Por la derecha apareció una gran señal de carretera que decía:
PARE EN EL SAGAMORE.
AIRE ACONDICIONADO. CAMAS SLUMBERITE. TELEVISION.
A OCHO KM. DEL BALNEARIO DE SARATOGA,
Y EL SAGAMORE - PARA VIVIR CON DISTINCIÓN
—Lo que significa que te dan el cepillo de dientes envuelto en una bolsita de papel y el asiento del váter sellado con una tira de papel sanitario —comentó Leiter en tono áspero—. Y no creas que puedes llevarte una de esas camas Slumberite. Los moteles acostumbraban a perder una cada semana. Ahora las atornillan al suelo.

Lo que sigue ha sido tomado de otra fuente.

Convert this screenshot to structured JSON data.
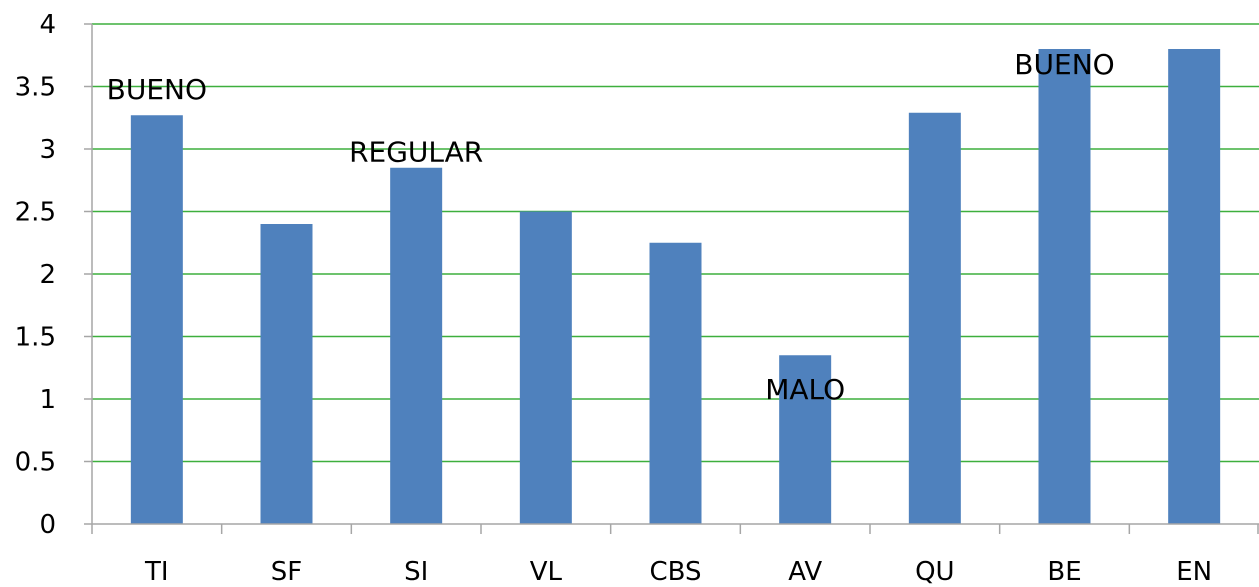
{
  "chart_data": {
    "type": "bar",
    "categories": [
      "TI",
      "SF",
      "SI",
      "VL",
      "CBS",
      "AV",
      "QU",
      "BE",
      "EN"
    ],
    "values": [
      3.27,
      2.4,
      2.85,
      2.5,
      2.25,
      1.35,
      3.29,
      3.8,
      3.8
    ],
    "title": "",
    "xlabel": "",
    "ylabel": "",
    "ylim": [
      0,
      4
    ],
    "yticks": [
      "0",
      "0.5",
      "1",
      "1.5",
      "2",
      "2.5",
      "3",
      "3.5",
      "4"
    ],
    "grid": true,
    "legend": "none",
    "annotations": [
      {
        "text": "BUENO",
        "category": "TI",
        "y": 3.4
      },
      {
        "text": "REGULAR",
        "category": "SI",
        "y": 2.9
      },
      {
        "text": "MALO",
        "category": "AV",
        "y": 1.0
      },
      {
        "text": "BUENO",
        "category": "BE",
        "y": 3.6
      }
    ],
    "colors": {
      "bar": "#4f81bd",
      "grid": "#3daf3d",
      "axis": "#a6a6a6",
      "text": "#000000"
    }
  }
}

Lo primero que sorprendió a Bond de Saratoga fue la verde majestuosidad de sus olmos, que daban a la discretas avenidas de casas de estilo Colonial algo de la paz y la serenidad de un centro de reposo europeo. Había caballos por todas partes; por las calles, con un policía regulando el tráfico para que pudieran pasar; caballos que eran sacados de los camiones para caballerías que los habían transportado alrededor de los distintos grupos de establos, y eran conducidos a las pistas de ejercicio, paralelas a la pista de carreras, situadas muy cerca del centro de la ciudad. Mozos de establo y jokeis, blancos, negros y mexicanos, merodeaban por las calles y se podía oír en el aire el piafar y algún ocasional relincho de los caballos.